The Love Affairs of Nathaniel P. depicts the inevitable dating explosion that arises when two people cannot overcome this cultural indoctrination. It’s especially interesting because the protagonist, Nathaniel P, a budding Brooklynite writer with a book deal (did I mention he has a book deal? Because Nathaniel P. wants everyone to know he has a book deal), is aware that social forces have influenced his utter romantic failures, but he’s so weak that he cannot rid himself of these nefarious influences to find Truth and Happiness in a relationship.

Nate is one of the most frustrating and brilliant characters I’ve encountered in a while. He’s the prototype of a white, urban, intellectual male with heaps of liberal guilt. He has this guilt, yet he lacks the guts to surmount it. He knows, for instance, that men and women are equal intellectually, and regrets that a misogynistic culture refuses to acknowledge that, but then he wonders which male academic his girlfriend is quoting when she makes a particularly salient argument. And thus Nate wallows. He thwarts himself, searching for ways to be unhappy because he doesn’t believe he has a right to be happy nor does he even know what would make him properly happy.

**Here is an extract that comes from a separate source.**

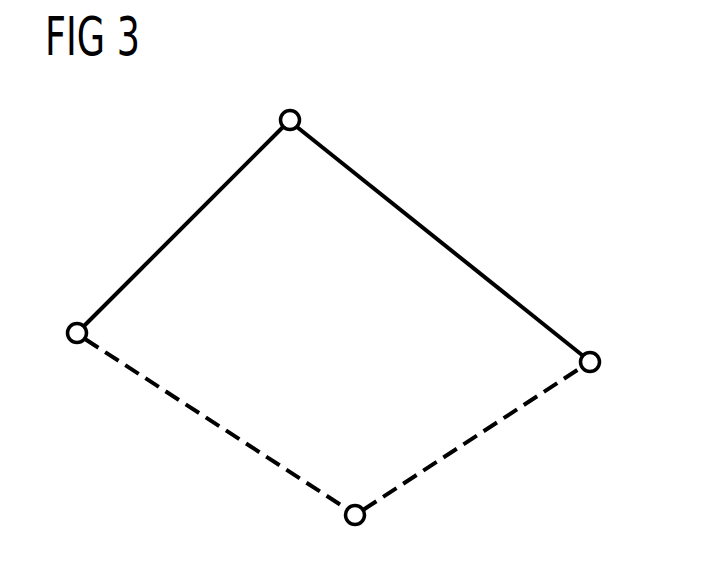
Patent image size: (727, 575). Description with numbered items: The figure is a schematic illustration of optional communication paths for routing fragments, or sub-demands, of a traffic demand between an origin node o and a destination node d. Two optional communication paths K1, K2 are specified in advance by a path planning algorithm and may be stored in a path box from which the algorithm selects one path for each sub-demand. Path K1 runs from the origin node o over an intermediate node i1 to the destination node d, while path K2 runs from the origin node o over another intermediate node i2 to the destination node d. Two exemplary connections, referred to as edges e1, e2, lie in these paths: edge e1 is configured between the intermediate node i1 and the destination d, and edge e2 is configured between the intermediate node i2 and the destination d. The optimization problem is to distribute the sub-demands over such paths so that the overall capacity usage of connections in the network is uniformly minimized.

The closest he comes to discovering happiness is his relationship with Hannah, also a brilliant young writer, though without a book deal (Nate would like you to know that Hannah does not have a book deal, though he, Nathaniel P, does have a book deal). Unlike his previous girlfriends, Hannah actually challenges Nate. Their relationship is intellectually demanding, and Nate, misogynized subconsciously since birth, fears this. He fears the equal he recognizes in Hannah. Therefore he sabotages their relationship, even though it’s the only thing that brings him real, unfiltered, incandescent joy instead of mere contentment.

Read this book to observe a promising relationship fall apart because a boy has been taught, blindly and unwillfully, to always prelude every date with “I’m just not looking for a relationship right now.” Read this book if you’re the type of person who hears that line and then asks, “Okay, sure…but why exactly?”

Waldman, in precise, piercing prose, dissects the anatomy of a “modern man” to expose what she calls “a certain type of male thinking.” When she cuts Nate up, what you see is terrifying, and the best evidence that socialized gender norms not only hurt women but men too.